İdlib özeline gelirsek: İdlib’in vilâyeti başka; ama İdlib’in bir de, Türk Silâhlı Kuvvetleri’nin gözlem noktalarıyla denetlediği bölümü var. Ve aslında sâha Heyet Tahrir-el Şam denetiminde. O da senin dediğin gibi El Kaide’nin türevi. Ama kendine yeni bir profil çizmeye çalışıyor. Senin tam o söylediğini Heyet Tahrir-el Şam yaptı aslında. Heyet Tahrir-el Şam Türkiye’nin de terör örgütleri listesinde, dünyada da terör örgütleri listesinde. Ama açıkça ilân da etti; “Bizim kesinlikle terör saldırısı gibi bir niyetimiz, stratejimiz yok” dedi. Burada da belli bir eşgüdüm yapıldığı görülüyor. Çünkü Heyel Tahrir-el Şam üyeleri, baskından hemen önce, Abdullah Kardaş’ın oturduğu evin “Ortadan çekilin” diye etrafa haber gezdiriyorlar, belirli yolları kesiyorlar. Muhtemelen filme alanlar da, Batı medyasına ulaştıran da onlar. Bu baskının nasıl yapıldığına dâir ufak tefek görüntüler var. 

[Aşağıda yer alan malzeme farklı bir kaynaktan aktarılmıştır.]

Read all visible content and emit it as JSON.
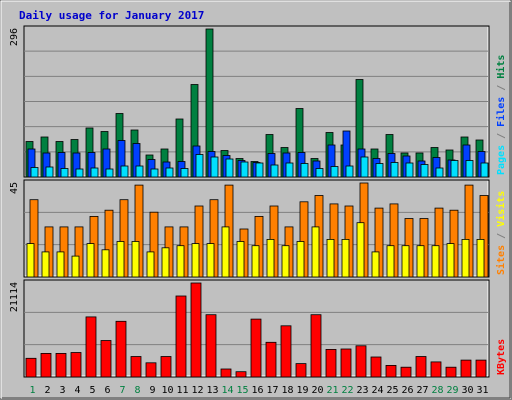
{
  "chart_data": {
    "type": "bar",
    "title": "Daily usage for January 2017",
    "categories": [
      "1",
      "2",
      "3",
      "4",
      "5",
      "6",
      "7",
      "8",
      "9",
      "10",
      "11",
      "12",
      "13",
      "14",
      "15",
      "16",
      "17",
      "18",
      "19",
      "20",
      "21",
      "22",
      "23",
      "24",
      "25",
      "26",
      "27",
      "28",
      "29",
      "30",
      "31"
    ],
    "weekend_days": [
      "1",
      "7",
      "8",
      "14",
      "15",
      "21",
      "22",
      "28",
      "29"
    ],
    "colors": {
      "background": "#c0c0c0",
      "grid": "#808080",
      "hits": "#008040",
      "files": "#0040ff",
      "pages": "#00e0ff",
      "visits": "#ffff00",
      "sites": "#ff8000",
      "kbytes": "#ff0000",
      "title": "#0000cc",
      "weekday_label": "#000000",
      "weekend_label": "#008040"
    },
    "panels": [
      {
        "id": "hits-files-pages",
        "max_label": "296",
        "ymax": 296,
        "series": [
          {
            "name": "Hits",
            "values": [
              71,
              80,
              71,
              75,
              98,
              91,
              127,
              94,
              44,
              56,
              116,
              185,
              296,
              53,
              37,
              31,
              85,
              59,
              137,
              37,
              89,
              64,
              195,
              56,
              85,
              48,
              48,
              59,
              54,
              80,
              74
            ]
          },
          {
            "name": "Files",
            "values": [
              56,
              48,
              49,
              48,
              49,
              56,
              73,
              67,
              35,
              30,
              31,
              62,
              51,
              43,
              33,
              29,
              47,
              48,
              49,
              32,
              64,
              92,
              56,
              37,
              47,
              42,
              32,
              39,
              34,
              64,
              51
            ]
          },
          {
            "name": "Pages",
            "values": [
              19,
              20,
              17,
              16,
              18,
              16,
              22,
              22,
              16,
              18,
              17,
              45,
              40,
              36,
              30,
              28,
              24,
              28,
              27,
              17,
              21,
              22,
              40,
              27,
              29,
              28,
              25,
              18,
              33,
              33,
              28
            ]
          }
        ]
      },
      {
        "id": "visits-sites",
        "max_label": "45",
        "ymax": 45,
        "series": [
          {
            "name": "Sites",
            "values": [
              37,
              24,
              24,
              24,
              29,
              32,
              37,
              44,
              31,
              24,
              24,
              34,
              37,
              44,
              23,
              29,
              34,
              24,
              36,
              39,
              35,
              34,
              45,
              33,
              35,
              28,
              28,
              33,
              32,
              44,
              39
            ]
          },
          {
            "name": "Visits",
            "values": [
              16,
              12,
              12,
              10,
              16,
              13,
              17,
              17,
              12,
              14,
              15,
              16,
              16,
              24,
              17,
              15,
              18,
              15,
              17,
              24,
              18,
              18,
              26,
              12,
              15,
              15,
              15,
              15,
              16,
              18,
              18
            ]
          }
        ]
      },
      {
        "id": "kbytes",
        "max_label": "21114",
        "ymax": 21114,
        "series": [
          {
            "name": "KBytes",
            "values": [
              4200,
              5300,
              5300,
              5500,
              13500,
              8200,
              12500,
              4600,
              3200,
              4600,
              18200,
              21114,
              14000,
              1800,
              1200,
              13000,
              7800,
              11500,
              3000,
              14000,
              6200,
              6300,
              7000,
              4500,
              2600,
              2200,
              4600,
              3400,
              2200,
              3800,
              3800
            ]
          }
        ]
      }
    ],
    "side_labels": [
      {
        "panel": "hits-files-pages",
        "parts": [
          [
            "Pages",
            "pages"
          ],
          [
            " / ",
            "grid"
          ],
          [
            "Files",
            "files"
          ],
          [
            " / ",
            "grid"
          ],
          [
            "Hits",
            "hits"
          ]
        ]
      },
      {
        "panel": "visits-sites",
        "parts": [
          [
            "Sites",
            "sites"
          ],
          [
            " / ",
            "grid"
          ],
          [
            "Visits",
            "visits"
          ]
        ]
      },
      {
        "panel": "kbytes",
        "parts": [
          [
            "KBytes",
            "kbytes"
          ]
        ]
      }
    ]
  }
}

Yalnız şunu da hatırlamamız lâzım: İdlib zâten küçük bir yer. Bir de bunun yarısı Türkiye sınırında. Hemen sınırda duvar var. Duvarın dibine, Erdoğan’ın hep söylediği o biriketlerden yapılmış, Birleşmiş Devletler denetimine bırakılmış mülteci kampı var. Abdullah Kardaş’ın oturduğu ev aradaki alanda. Onun ötesinde Atme denilen yerleşim birimi var. Buranın nüfusu korkunç şişmiş vaziyette. Burayı Gazze gibi düşünmek lâzım. Ufacık bir alan. Benim duyduğum, kimi verilere göre 4-5 milyona çıkmış. 4-5 olmasın, 3 milyon olsa dahi korkunç bir rakam bu. Âmiyâne tâbirle, alanın satanı bilmediği bir yer. Heyet Tahrir-el Şam bile oraya hâkimim diyor; tabii bu, şiddet idâresi. El Bağdadî açısından da, Abdullah Kardaş açısından da, oralar en son aranılacak yerler ve ikisinin de kalabalığa en kolay karışabileceği yer. 

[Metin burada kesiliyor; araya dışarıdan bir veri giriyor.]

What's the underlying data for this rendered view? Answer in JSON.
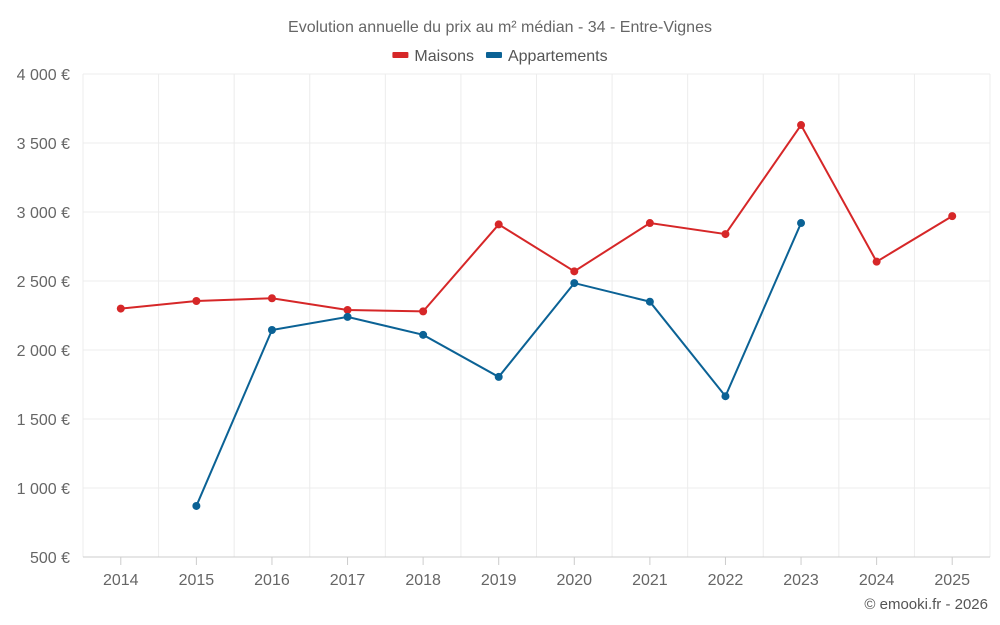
{
  "chart_data": {
    "type": "line",
    "title": "Evolution annuelle du prix au m² médian - 34 - Entre-Vignes",
    "categories": [
      "2014",
      "2015",
      "2016",
      "2017",
      "2018",
      "2019",
      "2020",
      "2021",
      "2022",
      "2023",
      "2024",
      "2025"
    ],
    "ylim": [
      500,
      4000
    ],
    "yticks": [
      500,
      1000,
      1500,
      2000,
      2500,
      3000,
      3500,
      4000
    ],
    "ytick_labels": [
      "500 €",
      "1 000 €",
      "1 500 €",
      "2 000 €",
      "2 500 €",
      "3 000 €",
      "3 500 €",
      "4 000 €"
    ],
    "legend_position": "top-center",
    "grid": true,
    "series": [
      {
        "name": "Maisons",
        "color": "#d62728",
        "values": [
          2300,
          2355,
          2375,
          2290,
          2280,
          2910,
          2570,
          2920,
          2840,
          3630,
          2640,
          2970
        ]
      },
      {
        "name": "Appartements",
        "color": "#0b6295",
        "values": [
          null,
          870,
          2145,
          2240,
          2110,
          1805,
          2485,
          2350,
          1665,
          2920,
          null,
          null
        ]
      }
    ],
    "credit": "© emooki.fr - 2026"
  }
}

Fırat’ın doğusu Haseke’nin de buna benzer olduğu söylenebilir. Ama orada SDG’nin de yeterince istihbarat ve güvenlik denetimi yapamadığı görülüyor. Türkiye hep ABD’yi “Bunlara destek veriyorsunuz” diye hep eleştiriyor ya; demek ki ABD de yeterli destek vermiyor. İlk başta konuştuğumuza dönersek, ABD de, “Olmasın, yokmuş gibi davranalım” yaklaşımını sürdürüyor denebilir. 

Ruşen Çakır: IŞİD’in en kritik noktası neydi? Önce Musul’u, ondan sonra da Rakka’yı alıp…

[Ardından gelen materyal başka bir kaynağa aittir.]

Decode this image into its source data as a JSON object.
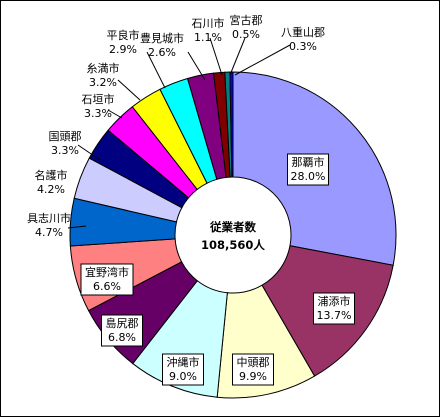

Aydın Selcen: Sınırı kaldırdı.

Ruşen Çakır: Hilâfet devleti ilanıydı. Küresel Selefî hareketi yepyeni bir şey. Yani küreseli yerele taşıdı. İlginç bir dönüm noktasıydı. “Bu akıllıca bir şey mi, değil mi?” meselesini uzmanların tartıştığını biliyorum.

Aydın Selcen: Alan denetimi iddiası, onlar açısından doğru strateji mi, değil mi?

Ruşen Çakır: Evet. Ama sonunda ne oldu? O dönemi hatırlarsan, dünyanın dört bir tarafından insanlar, IŞİD’e katılmaya gittiler. Eskiden El Kaide’ye katılmak, savaşa katılmaktı. Ama şimdi burada devlet ilânıyla berâber, hayâta katılmak oldu. Böyle çoluk çocukla… Hiç unutmuyorum, İngiltere’de The Guardian haberini yapmıştı: Aslen Hindistan veya Pakistan kökenli bir aile fotoğrafı vardı. Dedeler, nineler, torunlar, torunun çocuğu gibi bütün sülâle gitmiş. Avrupa’dan çok kişi gitti. Türkiye’den de çok insan gitti. Şöyle şeyler de oluyordu: Gidiyorlar, bir müddet kalıyorlar, sonra yaz tatiline Türkiye’ye dönüyor, para kazanıyorlar, iş kuruyorlar. Böyle kısa bir dönem oldu. O dönemde bir câzibe merkezi oldu; ama aynı zamanda da en büyük avantajından mahrum oldu. O da küresel olmanın getirdiği, bulunamamak, ulaşılamamak ya da toplu halde bulunamamak. Ama sonra ne oldu? ABD, SDG adıyla, YPG ile birlikte Rakka’ya bir operasyon düzenledi ve orayı büyük ölçüde yok etti. Böyle garip bir grafiği var. 

Bu aslında El Kaide’nin yapmadığı bir şey. El Kaide, Afganistan’da Taliban’a bıraktı. Yönetim iddiasına sâhip olmadı, devlet ilânı gibi bir derdi olmadı. Batı hedeflerine saldırma derdi vardı. Ama IŞİD, başka bir şeye çevirdi. Bu aslında onun hem zirveye çıkıp hem de zirveden çok hızlı şekilde düşmesine neden oldu.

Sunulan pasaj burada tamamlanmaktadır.